Niedersachsen erreicht historischen CO₂-Tiefstand dank Erneuerbarer Energien
Diethelm WeißNiedersachsen erreicht historischen CO₂-Tiefstand dank Erneuerbarer Energien
Niedersachsen verzeichnet deutliche Fortschritte bei der Senkung energiebedingter CO₂-Emissionen
Umweltminister Christian Meyer gab am Mittwoch bekannt, dass das Land 2023 mit 51,6 Millionen Tonnen einen historischen Tiefstand erreicht habe. Dies entspricht einem Rückgang von 9,6 Prozent im Vergleich zum Vorjahr und einer Reduzierung um 32,9 Prozent seit 1990.
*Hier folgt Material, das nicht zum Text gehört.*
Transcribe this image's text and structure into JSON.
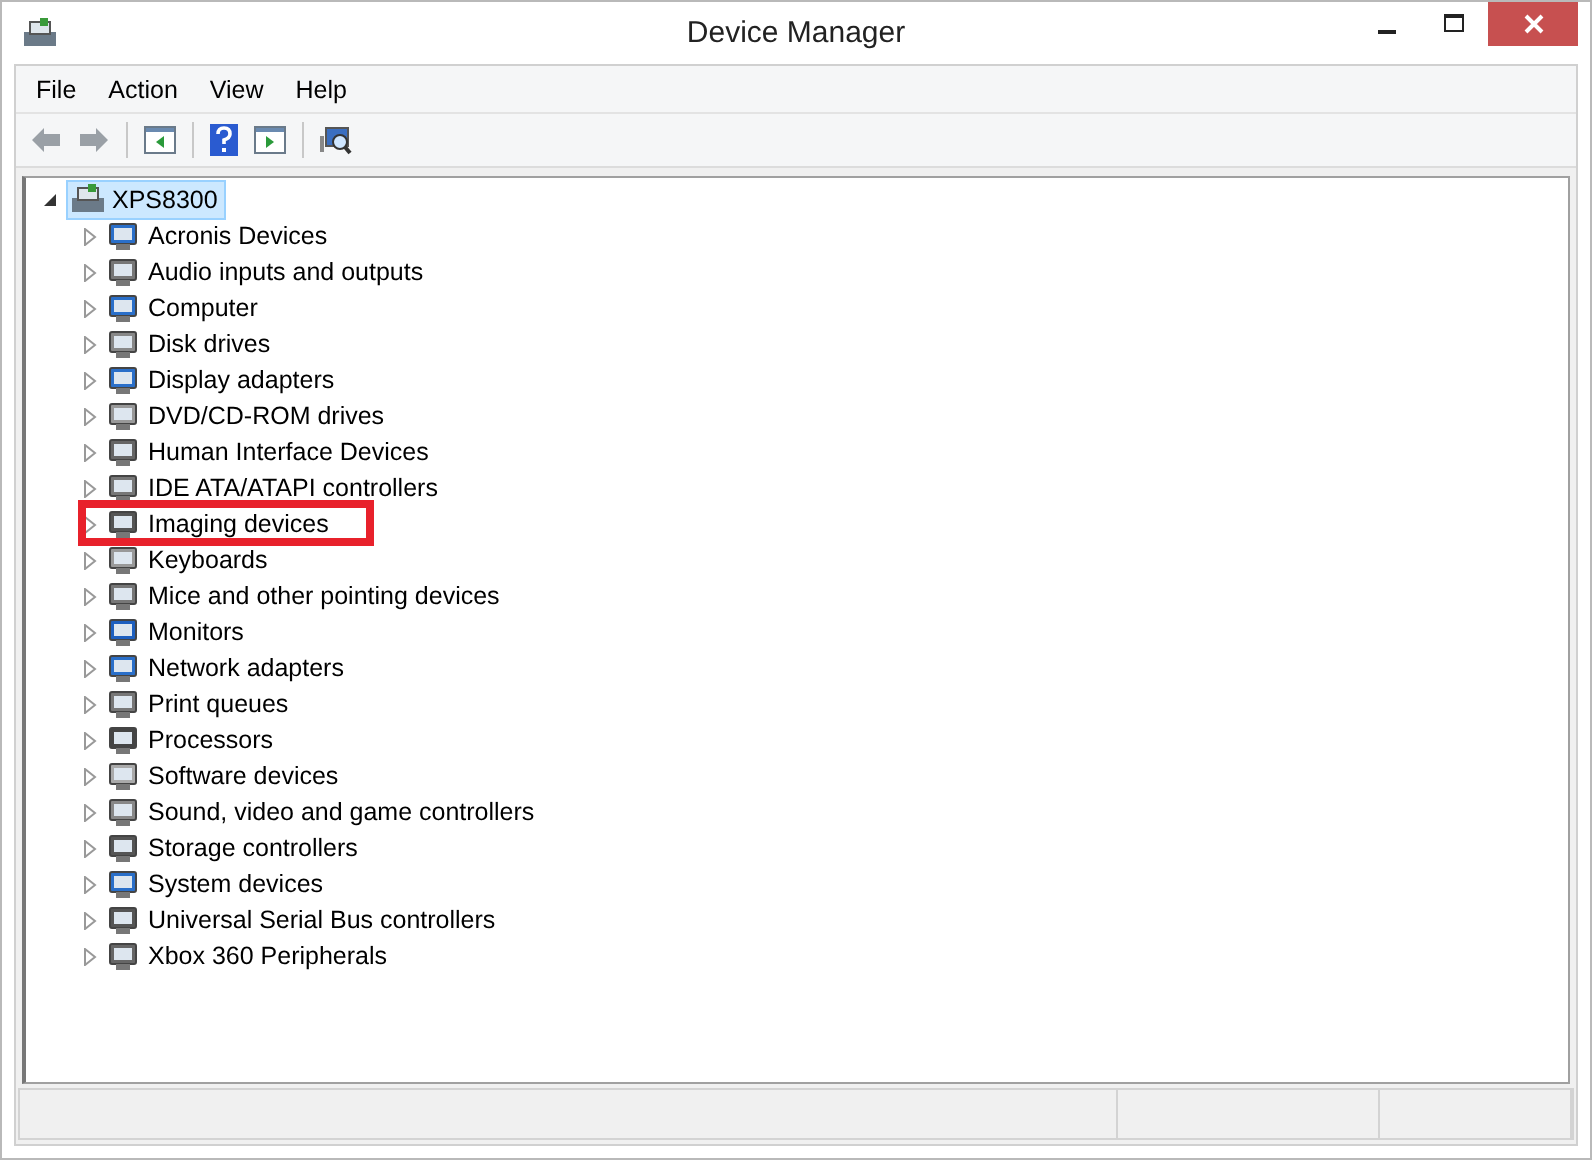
{
  "window": {
    "title": "Device Manager"
  },
  "menu": [
    "File",
    "Action",
    "View",
    "Help"
  ],
  "tree": {
    "label": "XPS8300",
    "expanded": true,
    "selected": true,
    "children": [
      {
        "label": "Acronis Devices",
        "expanded": false,
        "highlighted": false
      },
      {
        "label": "Audio inputs and outputs",
        "expanded": false,
        "highlighted": false
      },
      {
        "label": "Computer",
        "expanded": false,
        "highlighted": false
      },
      {
        "label": "Disk drives",
        "expanded": false,
        "highlighted": false
      },
      {
        "label": "Display adapters",
        "expanded": false,
        "highlighted": false
      },
      {
        "label": "DVD/CD-ROM drives",
        "expanded": false,
        "highlighted": false
      },
      {
        "label": "Human Interface Devices",
        "expanded": false,
        "highlighted": false
      },
      {
        "label": "IDE ATA/ATAPI controllers",
        "expanded": false,
        "highlighted": false
      },
      {
        "label": "Imaging devices",
        "expanded": false,
        "highlighted": true
      },
      {
        "label": "Keyboards",
        "expanded": false,
        "highlighted": false
      },
      {
        "label": "Mice and other pointing devices",
        "expanded": false,
        "highlighted": false
      },
      {
        "label": "Monitors",
        "expanded": false,
        "highlighted": false
      },
      {
        "label": "Network adapters",
        "expanded": false,
        "highlighted": false
      },
      {
        "label": "Print queues",
        "expanded": false,
        "highlighted": false
      },
      {
        "label": "Processors",
        "expanded": false,
        "highlighted": false
      },
      {
        "label": "Software devices",
        "expanded": false,
        "highlighted": false
      },
      {
        "label": "Sound, video and game controllers",
        "expanded": false,
        "highlighted": false
      },
      {
        "label": "Storage controllers",
        "expanded": false,
        "highlighted": false
      },
      {
        "label": "System devices",
        "expanded": false,
        "highlighted": false
      },
      {
        "label": "Universal Serial Bus controllers",
        "expanded": false,
        "highlighted": false
      },
      {
        "label": "Xbox 360 Peripherals",
        "expanded": false,
        "highlighted": false
      }
    ]
  }
}
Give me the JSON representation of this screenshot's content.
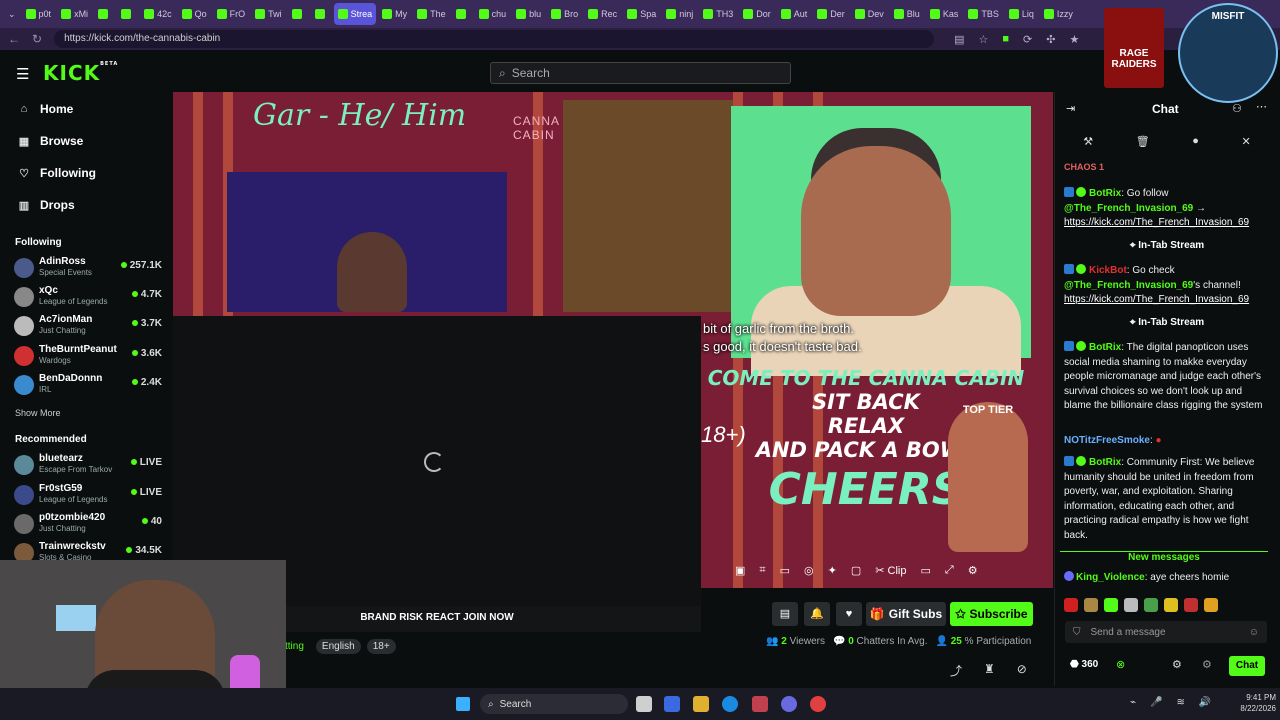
{
  "browser": {
    "tabs": [
      "p0t",
      "xMi",
      "",
      "",
      "42c",
      "Qo",
      "FrO",
      "Twi",
      "",
      "",
      "Strea",
      "My",
      "The",
      "",
      "chu",
      "blu",
      "Bro",
      "Rec",
      "Spa",
      "ninj",
      "TH3",
      "Dor",
      "Aut",
      "Der",
      "Dev",
      "Blu",
      "Kas",
      "TBS",
      "Liq",
      "Izzy"
    ],
    "active_tab_index": 10,
    "url": "https://kick.com/the-cannabis-cabin"
  },
  "kick": {
    "logo": "KICK",
    "logo_sup": "BETA",
    "search_placeholder": "Search"
  },
  "sidebar": {
    "nav": [
      "Home",
      "Browse",
      "Following",
      "Drops"
    ],
    "following_title": "Following",
    "following": [
      {
        "name": "AdinRoss",
        "category": "Special Events",
        "viewers": "257.1K"
      },
      {
        "name": "xQc",
        "category": "League of Legends",
        "viewers": "4.7K"
      },
      {
        "name": "Ac7ionMan",
        "category": "Just Chatting",
        "viewers": "3.7K"
      },
      {
        "name": "TheBurntPeanut",
        "category": "Wardogs",
        "viewers": "3.6K"
      },
      {
        "name": "BenDaDonnn",
        "category": "IRL",
        "viewers": "2.4K"
      }
    ],
    "show_more": "Show More",
    "recommended_title": "Recommended",
    "recommended": [
      {
        "name": "bluetearz",
        "category": "Escape From Tarkov",
        "viewers": "LIVE"
      },
      {
        "name": "Fr0stG59",
        "category": "League of Legends",
        "viewers": "LIVE"
      },
      {
        "name": "p0tzombie420",
        "category": "Just Chatting",
        "viewers": "40"
      },
      {
        "name": "Trainwreckstv",
        "category": "Slots & Casino",
        "viewers": "34.5K"
      }
    ]
  },
  "video": {
    "name_overlay": "Gar - He/ Him",
    "vertical_text": "CANNA CABIN",
    "subtitle_line1": "bit of garlic from the broth.",
    "subtitle_line2": "s good, it doesn't taste bad.",
    "promo_line1": "COME TO THE CANNA CABIN",
    "promo_age": "18+)",
    "promo_line2": "SIT BACK",
    "promo_line3": "RELAX",
    "promo_line4": "AND PACK A BOWL",
    "promo_cheers": "CHEERS",
    "toptier": "TOP TIER",
    "clip_label": "Clip",
    "banner": "BRAND RISK REACT JOIN NOW"
  },
  "actions": {
    "gift_subs": "Gift Subs",
    "subscribe": "Subscribe"
  },
  "stats": {
    "viewers_num": "2",
    "viewers_label": "Viewers",
    "chatters_num": "0",
    "chatters_label": "Chatters In Avg.",
    "participation_num": "25",
    "participation_label": "% Participation"
  },
  "tags": {
    "category_partial": "tting",
    "language": "English",
    "age": "18+"
  },
  "chat": {
    "title": "Chat",
    "chaos": "CHAOS 1",
    "messages": [
      {
        "user": "BotRix",
        "type": "bot",
        "text": ": Go follow ",
        "mention": "@The_French_Invasion_69",
        "suffix": " → ",
        "link": "https://kick.com/The_French_Invasion_69"
      },
      {
        "user": "KickBot",
        "type": "kb",
        "text": ": Go check ",
        "mention": "@The_French_Invasion_69",
        "suffix": "'s channel! ",
        "link": "https://kick.com/The_French_Invasion_69"
      },
      {
        "user": "BotRix",
        "type": "bot",
        "text": ": The digital panopticon uses social media shaming to makke everyday people micromanage and judge each other's survival choices so we don't look up and blame the billionaire class rigging the system"
      },
      {
        "user": "NOTitzFreeSmoke",
        "type": "usr",
        "text": ":"
      },
      {
        "user": "BotRix",
        "type": "bot",
        "text": ": Community First: We believe humanity should be united in freedom from poverty, war, and exploitation. Sharing information, educating each other, and practicing radical empathy is how we fight back."
      },
      {
        "user": "King_Violence",
        "type": "usr",
        "text": ": aye cheers homie"
      }
    ],
    "instream": "In-Tab Stream",
    "new_messages": "New messages",
    "input_placeholder": "Send a message",
    "points": "360",
    "chat_button": "Chat"
  },
  "overlays": {
    "rage": "RAGE RAIDERS",
    "misfit": "MISFIT"
  },
  "taskbar": {
    "search": "Search",
    "time": "9:41 PM",
    "date": "8/22/2026"
  }
}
Der Ausbau erneuerbarer Energien hat in Niedersachsen stark an Fahrt aufgenommen: Genehmigungen für Windkraftanlagen erreichten Rekordwerte, während die Photovoltaik-Kapazität auf etwa 10,5 Gigawatt anwuchs. Das Land strebt nun an, bis 2025 eine vollständige Deckung des Strombedarfs durch Erneuerbare zu erreichen.
Meyer betonte zwar diese Erfolge, warnte jedoch vor geplanten Änderungen der Bundespolitik. Er kritisierte insbesondere geplante Anpassungen der Wärmeplanungsvorgaben und des Gebäudeenergiegesetzes. Solche Schritte, so seine Argumentation, könnten Klimaschutzinvestitionen in Höhe von 32 Milliarden Euro in der Region gefährden.
Der Minister lobte zudem die Arbeit des neu gegründeten Niedersächsischen Klimarats und forderte die Bundesregierung auf, die Dynamik im Klimaschutz beizubehalten. Zudem wird erwartet, dass das SALCOS-Projekt der Salzgitter AG nach vollständiger Inbetriebnahme jährlich rund 7,6 Millionen Tonnen CO₂ einsparen wird.
Ebenfalls am Mittwoch veröffentlichte der Landesrechnungshof seinen Jahresbericht und mahnte darin stärkere Anstrengungen im Klimaschutz an.
Niedersachsens Emissionen sind damit deutlich gesunken, wobei die erneuerbaren Energien eine Schlüsselrolle spielen. Das Land hält weiter an seinem Ziel fest, bis 2025 den Strombedarf vollständig aus Erneuerbaren zu decken. Dennoch bleiben Bedenken bestehen, dass mögliche Kursänderungen auf Bundesebene laufende Klimaschutzmaßnahmen behindern könnten.